For the brands with fewer cost concerns, there is, as Fury notes, “a sizable creative payoff: The combined format places less time-pressure on designers to deliver.” The time constraints placed on designers, particularly those overseeing both menswear and womenswear divisions, have been a topic of recurring conversation in fashion over the past several years. Combining shows (and the creative direction of collections) could mean “more time to design the collections, sell to buyers, and meet production deadlines,” as the Demna and Guram Gvasalia, the brothers behind Vetements, stated in connection with their decision to combine runway shows.

Still yet, others, such as Burberry’s former creative director Christopher Bailey, point to a desire to “close the gap” and do “what feels right for the moment” in regards to the fluidity of gender and the evolution of gender norms, as a result for combining the collections.

Despite such benefits, LVMH has been slower to adopt this method. While J.W. Anderson – the eponymous label of Jonathan Anderson, in which LVMH has boasted a minority stake since 2013 – announced late last year that it would begin presenting its men’s and women’s collections together, and Givenchy and Kenzo do the same, none of the conglomerate’s other brands have opted to do so. (It is worth noting that Celine has, to date, been a womenswear-only label).

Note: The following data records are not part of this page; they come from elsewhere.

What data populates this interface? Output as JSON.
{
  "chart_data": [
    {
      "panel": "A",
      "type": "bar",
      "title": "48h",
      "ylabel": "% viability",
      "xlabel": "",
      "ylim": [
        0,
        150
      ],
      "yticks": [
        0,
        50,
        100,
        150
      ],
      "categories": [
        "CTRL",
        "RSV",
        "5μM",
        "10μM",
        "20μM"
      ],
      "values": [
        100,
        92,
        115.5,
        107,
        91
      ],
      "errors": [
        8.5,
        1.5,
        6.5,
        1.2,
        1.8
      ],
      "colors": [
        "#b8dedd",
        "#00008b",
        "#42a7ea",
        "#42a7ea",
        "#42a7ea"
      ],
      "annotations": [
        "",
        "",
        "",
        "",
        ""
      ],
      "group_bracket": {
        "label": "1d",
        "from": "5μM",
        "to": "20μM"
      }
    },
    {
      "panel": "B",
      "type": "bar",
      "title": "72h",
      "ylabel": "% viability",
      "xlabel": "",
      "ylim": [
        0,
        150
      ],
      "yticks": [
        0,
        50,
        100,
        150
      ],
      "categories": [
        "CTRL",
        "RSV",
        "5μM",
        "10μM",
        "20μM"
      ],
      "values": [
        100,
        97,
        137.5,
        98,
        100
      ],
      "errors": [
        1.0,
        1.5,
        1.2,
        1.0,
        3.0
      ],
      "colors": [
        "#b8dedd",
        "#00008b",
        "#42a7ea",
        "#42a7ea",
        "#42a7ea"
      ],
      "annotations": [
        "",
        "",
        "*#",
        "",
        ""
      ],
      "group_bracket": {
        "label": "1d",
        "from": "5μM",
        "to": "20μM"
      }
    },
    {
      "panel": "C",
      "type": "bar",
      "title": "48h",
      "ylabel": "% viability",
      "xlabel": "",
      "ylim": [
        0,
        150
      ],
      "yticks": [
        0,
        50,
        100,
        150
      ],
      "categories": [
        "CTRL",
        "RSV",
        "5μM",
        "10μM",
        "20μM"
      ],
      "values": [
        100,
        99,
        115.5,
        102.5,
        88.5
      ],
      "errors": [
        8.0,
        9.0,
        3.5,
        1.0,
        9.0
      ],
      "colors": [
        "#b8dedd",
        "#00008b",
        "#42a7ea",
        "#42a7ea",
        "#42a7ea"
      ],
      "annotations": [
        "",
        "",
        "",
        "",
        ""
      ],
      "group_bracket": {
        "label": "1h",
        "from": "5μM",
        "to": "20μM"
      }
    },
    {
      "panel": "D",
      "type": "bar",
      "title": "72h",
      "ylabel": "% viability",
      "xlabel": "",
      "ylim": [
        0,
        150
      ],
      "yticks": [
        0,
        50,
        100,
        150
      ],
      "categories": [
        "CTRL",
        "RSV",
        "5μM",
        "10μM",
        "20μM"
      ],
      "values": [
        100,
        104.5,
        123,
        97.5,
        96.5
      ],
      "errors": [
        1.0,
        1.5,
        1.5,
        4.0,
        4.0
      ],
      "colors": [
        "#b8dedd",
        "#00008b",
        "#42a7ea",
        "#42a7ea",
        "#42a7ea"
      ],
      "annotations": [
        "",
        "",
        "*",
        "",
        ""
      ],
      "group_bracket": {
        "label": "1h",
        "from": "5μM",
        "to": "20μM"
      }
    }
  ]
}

The menswear director vacancy at LVMH’s most revenue-driving house leaves open the question of whether LVMH will continue to keep these roles separate or if it might just follow the trend and combine them. There is, of course, also the chance that without monetary constraints and with a proven track record, LVMH – the world’s most valuable luxury conglomerate – simply does not see the need to fix something that is not broken.